Titles by Bob Dylan, Cormac McCarthy, Jane Harper, Heather Rose, Nikki Savva and Jessica Au are among the books making their mark in 2022.

So here is that day as we rotate between this year and next. It’s the day we can look back at the books that made their mark in 2022 and anticipate what awaits us in bookstores next year.
As usual, thousands of titles were released this year, but here are a few that stood out from the crowd for one reason or another. Some are Australian, some are overseas. All are worth a look.

Cold enough for snow
Jessica Au
This unsung gem was published simultaneously in Australia, the UK and the US after winning the first international novel prize. The narrator is traveling with her aging mother for the first time as an adult. They meet in Japan, visit galleries and talk about the past. The book is written in precise prose that seems to deliberately contrast with the ambiguities inherent in the narrative. Many readers and authors have embraced Jessica Au’s book, including Anna Funder and Hannah Kent.

Jessica Au's Cold Enough for Snow is written in precise prose.

Jessica Au’s Cold Enough for Snow is written in precise prose.Credit:Paul Jeffers

The Philosophy of Modern Song
Bob Dylan
Books by musicians did big business towards the end of the year. Nobel laureate Dylan on the American songbook is eccentric, informed, and idiosyncratic. It has also been criticized for misogyny – he only writes about a few women. But if Dylan isn’t your thing, there have been books by Nick Cave, based on a series of wide-ranging conversations with his journalist friend Sean O’Hagan, a memoir, love, religion and music by Bono, and one by Jarvis Cocker, the based on things kept in his attic. Paulie Stewart of Painters and Dockers also chimed in with his story.

Michael Winkler
This totally original, self-reflective, slightly insane novella about Italian-American boxer Joe Grimm, known for withstanding regular, heavy beatings, and his 1908 tour of Australia definitely beat its weight. Originally self-published in 2021, when it climbed into this year’s Miles Franklin ring as the first self-published book to be shortlisted for Australia’s premier literary fiction awards, people really took notice. It was snapped up and re-released by Puncher & Wattmann, aptly named.

Grimmish by Michael Winkler is the first self-published book to be nominated for a Miles Franklin Award.

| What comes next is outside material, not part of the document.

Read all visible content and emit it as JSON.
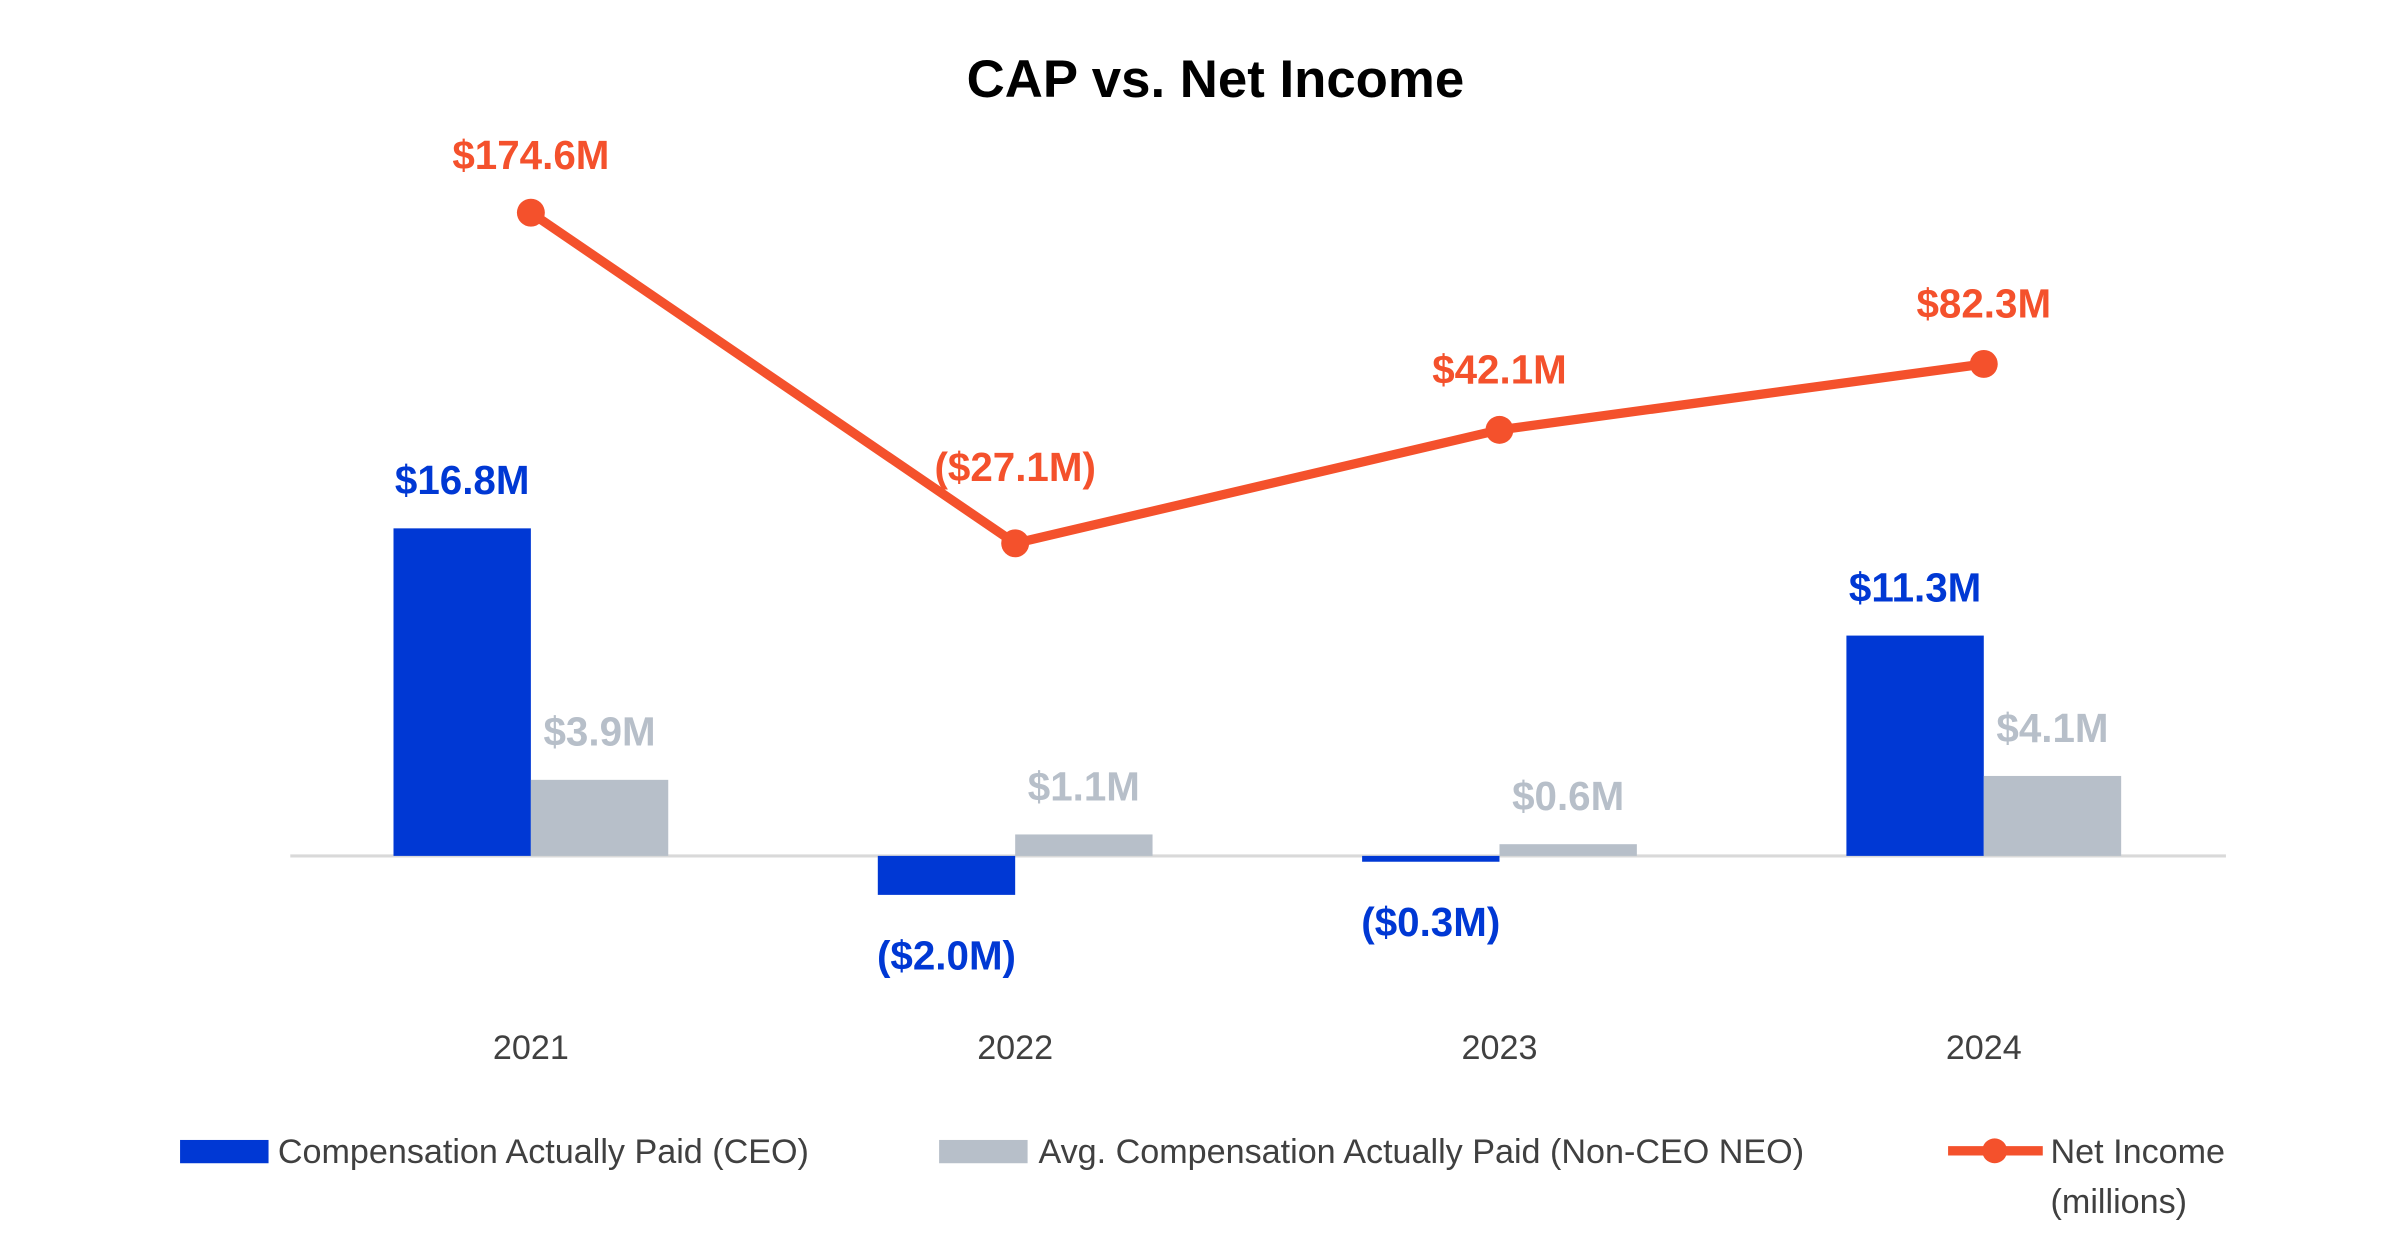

Grimmish by Michael Winkler is the first self-published book to be nominated for a Miles Franklin Award.Credit:Justin McManus

The Passenger / Stella Maris
Cormac McCarthy
You know the saying about unruly buses, how one waits forever and then two come? The same could be said of Cormac McCarthy and the 16 long years since The street: The great American writer has published two novels within a few months. The passenger reveals the sad story of Bobby Western, the grief for his sister Alicia and the damage done to the siblings by their parents’ work on the atomic bomb. then Stella Maris gives us Alicia’s voice in conversation with her doctor at the hospital where she is a patient. McCarthy is a must for his fans, but applause for what his final accomplishments might prove wasn’t universal.

Jane Harper's Exiles.

Jane Harper’s Exiles.

jane harper
When Jane Harper created detective Aaron Falk the dryness, her first, hugely influential, million-selling novel that ushered in the outback noir genre, crime enthusiasts envisioned an ongoing series centered on Falk. Maybe not as tenacious as Rankin and Rebus or Connelly and Bosch, but certainly one with legs. why exiles was one such surprise, a “300-page suicide note to Falk,” as the author put it, when she posed a third and final riddle to him. And what happens to Falk? You have to read it to find out.

The sun sets
Fiona McFarlane
This book plays brilliantly with the traditional settler fear of a missing child in the outback. In this case, it’s Denny Wallace in 1883, wandering away during a dust storm in the Flinders Ranges, in a tale told through the eyes of a variety of characters, all of whom come to vibrant life as they fight in McFarlane’s third book to find him. In doing so, she manages a range of perspectives on the Australian colonial project.

https://www.smh.com.au/culture/books/the-books-that-made-their-mark-in-2022-20221229-p5c9a8.html?ref=rss&utm_medium=rss&utm_source=rss_culture Titles by Bob Dylan, Cormac McCarthy, Jane Harper, Heather Rose, Nikki Savva and Jessica Au are among the books making their mark in 2022.